Ekspresi cinta menggema dalam perbuatan, yang nyaris tidak diperhitungkan, karena biasa-biasa saja. Yang terdengar oleh dunia, mungkin hanya bunyi-bunyi serutan  kayu, dentuman palu atau kapak. Yang terlihat oleh mata, barangkali hanya sebatas kayu, perabotan, ukiran-ukiran dan mungkin sampah-sampah yang berserakan.  Suara-suara itu, menggema dalam senyap, dan merupakan nyanyian indah dalam perbuatan. Yach,..madah indah  dalam perbuatan, seperti dicatat penginjil Matius, Yusuf berbuat seperti yang diperintahkan malaikat Tuhan itu kepadanya  (Matius 1 :24). Tidak hanya sekali saja, tetapi  ini menjadi sebuah refren madah cintanya bagi Allah: “Berbuat sebagaimana diperintahkan Allah kepadanya”. Selalu dan terus-menerus, seumur hidup, dalam setiap situasi dan segala  peristiwa. Yusuf setia mengidungkan madah kasih dalam tindakan, Berbuat sebagaimana diperintahkan kepadanya.

Dalam ketenangan Yusuf mendengar. Dalam diam, Yusuf memperhatikan. Dalam hening, Yusuf menerima perintah dan kehendak Ilahi. Dalam senyap, Yusuf melakukan segalanya. Suara hatinya tertata, dengan nada dasar nyanyian hati tulus bagi Allah. Segala perhatian, hanya tertuju pada Allah saja, Allah Putra yang senantiasa dipandang. Dalam senyap, Yusuf menanti syair-syair baru dan indah dari bibir mungil Putra Ilahi, siap untuk ditaati.

Rumah Nasaret menjadi saksi betapa senyapnya hati Yusuf, yang terbuka lebar untuk menampung suara Ilahi yang menggema  memenuhi hati. Yusuf tahu, satu kata saja terucap, dapat menjadi  penghalang kaburnya suara Ilahi. Dua kata terucap, dapat  mengganggu daya tangkap indra jiwa. Tiga kata terucap, sudah membuat  kita lupa, apa yang seharusnya didengar. Satu kalimat terucap, kita sudah kehilangan segalanya, sebab suara-suara Ilahi tidak punya tempat lagi di hati. Semenit berkisah, kita dapat kehilangan surga, karena tercemar dalam ucap. Yusuf membiarkan  Yang Ilahi, makin besar, dan dirinya makin kecil. Yusuf membiarkan nama Putra Ilahi menggaung dan namanya lenyap. Ekspresi cinta kebapaan yang sejati yang tak tertandingi.

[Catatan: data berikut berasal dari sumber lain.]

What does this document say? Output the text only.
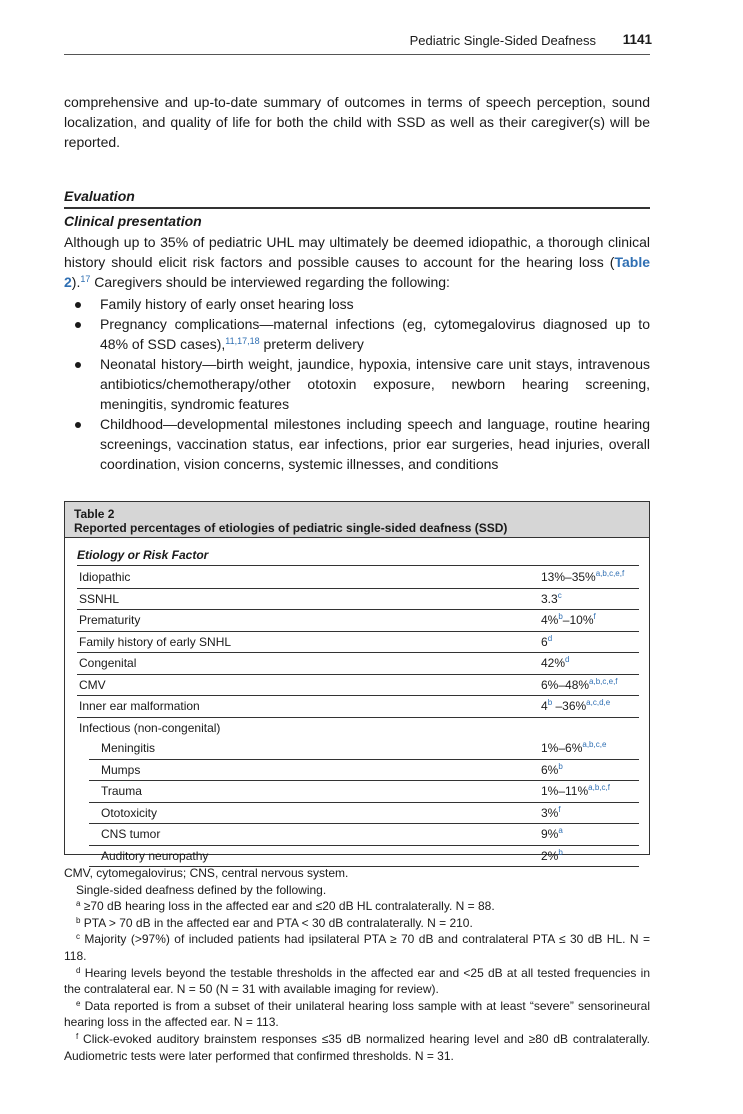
Pediatric Single-Sided Deafness 1141
comprehensive and up-to-date summary of outcomes in terms of speech perception, sound localization, and quality of life for both the child with SSD as well as their caregiver(s) will be reported.
Evaluation
Clinical presentation
Although up to 35% of pediatric UHL may ultimately be deemed idiopathic, a thorough clinical history should elicit risk factors and possible causes to account for the hearing loss (Table 2).$^{17}$ Caregivers should be interviewed regarding the following:
Family history of early onset hearing loss
Pregnancy complications—maternal infections (eg, cytomegalovirus diagnosed up to 48% of SSD cases),$^{11,17,18}$ preterm delivery
Neonatal history—birth weight, jaundice, hypoxia, intensive care unit stays, intravenous antibiotics/chemotherapy/other ototoxin exposure, newborn hearing screening, meningitis, syndromic features
Childhood—developmental milestones including speech and language, routine hearing screenings, vaccination status, ear infections, prior ear surgeries, head injuries, overall coordination, vision concerns, systemic illnesses, and conditions
Table 2
Reported percentages of etiologies of pediatric single-sided deafness (SSD)
Etiology or Risk Factor
Idiopathic	13%–35%$^{a,b,c,e,f}$
SSNHL	3.3$^c$
Prematurity	4%$^b$–10%$^f$
Family history of early SNHL	6$^d$
Congenital	42%$^d$
CMV	6%–48%$^{a,b,c,e,f}$
Inner ear malformation	4$^b$ –36%$^{a,c,d,e}$
Infectious (non-congenital)
Meningitis	1%–6%$^{a,b,c,e}$
Mumps	6%$^b$
Trauma	1%–11%$^{a,b,c,f}$
Ototoxicity	3%$^f$
CNS tumor	9%$^a$
Auditory neuropathy	2%$^b$

CMV, cytomegalovirus; CNS, central nervous system.

Single-sided deafness defined by the following.

$^a$ ≥70 dB hearing loss in the affected ear and ≤20 dB HL contralaterally. N = 88.

$^b$ PTA > 70 dB in the affected ear and PTA < 30 dB contralaterally. N = 210.

$^c$ Majority (>97%) of included patients had ipsilateral PTA ≥ 70 dB and contralateral PTA ≤ 30 dB HL. N = 118.

$^d$ Hearing levels beyond the testable thresholds in the affected ear and <25 dB at all tested frequencies in the contralateral ear. N = 50 (N = 31 with available imaging for review).

$^e$ Data reported is from a subset of their unilateral hearing loss sample with at least “severe” sensorineural hearing loss in the affected ear. N = 113.

$^f$ Click-evoked auditory brainstem responses ≤35 dB normalized hearing level and ≥80 dB contralaterally. Audiometric tests were later performed that confirmed thresholds. N = 31.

Yusuf  sadar, untuk sepenuhnya mendengar, menangkap  dan taat pada kehendak Ilahi, tidak ada cara lain, selain diam, tenang, hening, senyap. Sejenak seolah menghilang dari dunia, tapi sebenarnya, dalam senyap  bergema suara-suara Ilahi yang memenuhi jagat. Bergemalah nada cinta dalam tindakan dan terpatri dalam batin kasih yang tak terkira.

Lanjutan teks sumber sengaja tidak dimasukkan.